The first is what he called pipeline friction, where a traditional AppSec tool, once hooked into a CI/CD pipeline, could take two hours to do an analysis, while the build pipeline is generally running on a three-minute end-to-end build. “So you have an inherent mismatch there in terms of throughput rate so teams will run into where they’ll get the scripting in place to to invoke a scan, and then they find that that immediately cripples their pipeline. That’s a problem that the teams are grappling with and can stall a lot of DevSecOps initiatives,” he explained.

The second problem, he noted, is the slow pace of developer adoption of traditional testing tools in general.  “I was asked once, you know what, what are developers looking for in security tools and my immediate comment was, well, they’re not,” he said. “They generally try and avoid [testing tools] like the plague,” because they recognize that the tools have historically caused friction.  

Finally, there is the issue of vulnerability overload, he said. “If you’re familiar with the outputs of traditional AppSec tools they can produce a pretty high incident rate of false positives,” he said. Things that the tool flags as potentially being vulnerabilities but turn out after investigation not to be are “real killers” for teams because of the time wasted. 
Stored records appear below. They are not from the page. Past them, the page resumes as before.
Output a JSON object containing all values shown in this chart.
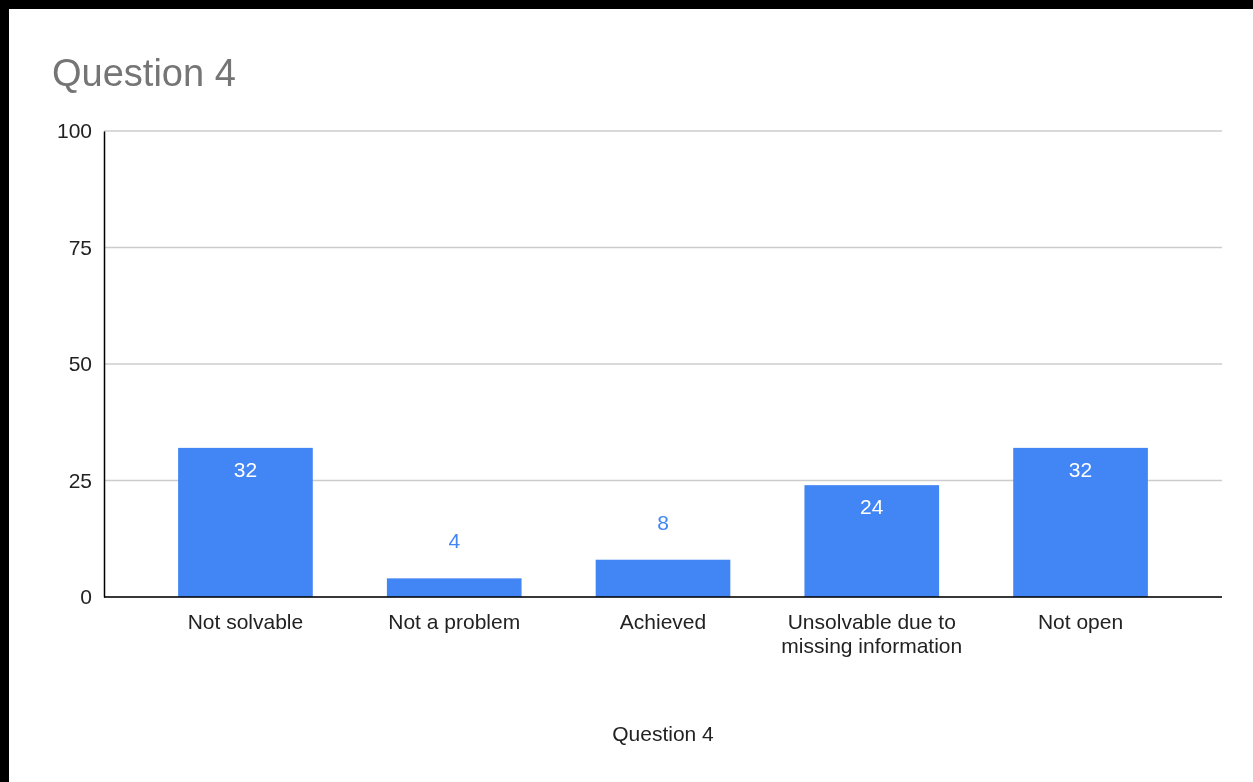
{
  "chart_data": {
    "type": "bar",
    "title": "Question 4",
    "xlabel": "Question 4",
    "categories": [
      "Not solvable",
      "Not a problem",
      "Achieved",
      "Unsolvable due to missing information",
      "Not open"
    ],
    "values": [
      32,
      4,
      8,
      24,
      32
    ],
    "color": "#4285f4",
    "ylim": [
      0,
      100
    ],
    "yticks": [
      0,
      25,
      50,
      75,
      100
    ],
    "grid": "y",
    "data_labels": true
  }
}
“If a pipeline friction is about actually crippling the automated portion of DevOps the vulnerability overload is crippling the human portion of that developer workload,” Carey explained. 

To get developers to adopt security into their work, Carey said organizations are moving from a model that imposes it from above, “moving away from the stick and more towards the carrot.”

It is important to enable developers to do their security work in their IDEs and other DevOps tools. “You’ve got to bring the application security to them,” Carey said. “They don’t want to move to somebody else’s UI and then go and look in that interface to do the security analysis, and then come back to the IDE. You’ve got to meet them where they are; as much as possible you need to make the AppSec analysis invisible to them.”

Synopsys is tackling the problem with its own Code Sight tool, which is a free plug-in to the IDE that connects to the company’s static analysis and software composition analysis tools and its e-learning capabilities, which offer a kind of on-the-job training for developers who haven’t been trained in software security.

Code Sight identifies vulnerabilities and bugs while the developer is coding. It can perform efficient scanning in the background, and it meters how much of the CPU it’s consuming so it’s not perceived as slowing down developers’ machines. 

“Let’s just show them the security issues they need to deliver so we don’t highlight the fact that it’s SCA and SaaS so much as, ‘When you’re working on this project, here are the security issues that we’re finding.’ And Code Sight can point developers to the line of code that’s problematic, offer remediation guidance, and even allow them to take a short course through e-learning so they can come up to speed in that type of vulnerability and how to fix it.”

“Again,” Carey said, “it’s trying to make it seamless and integrated into their existing environment rather than waiting on another solution that they have to go and interact with separately.”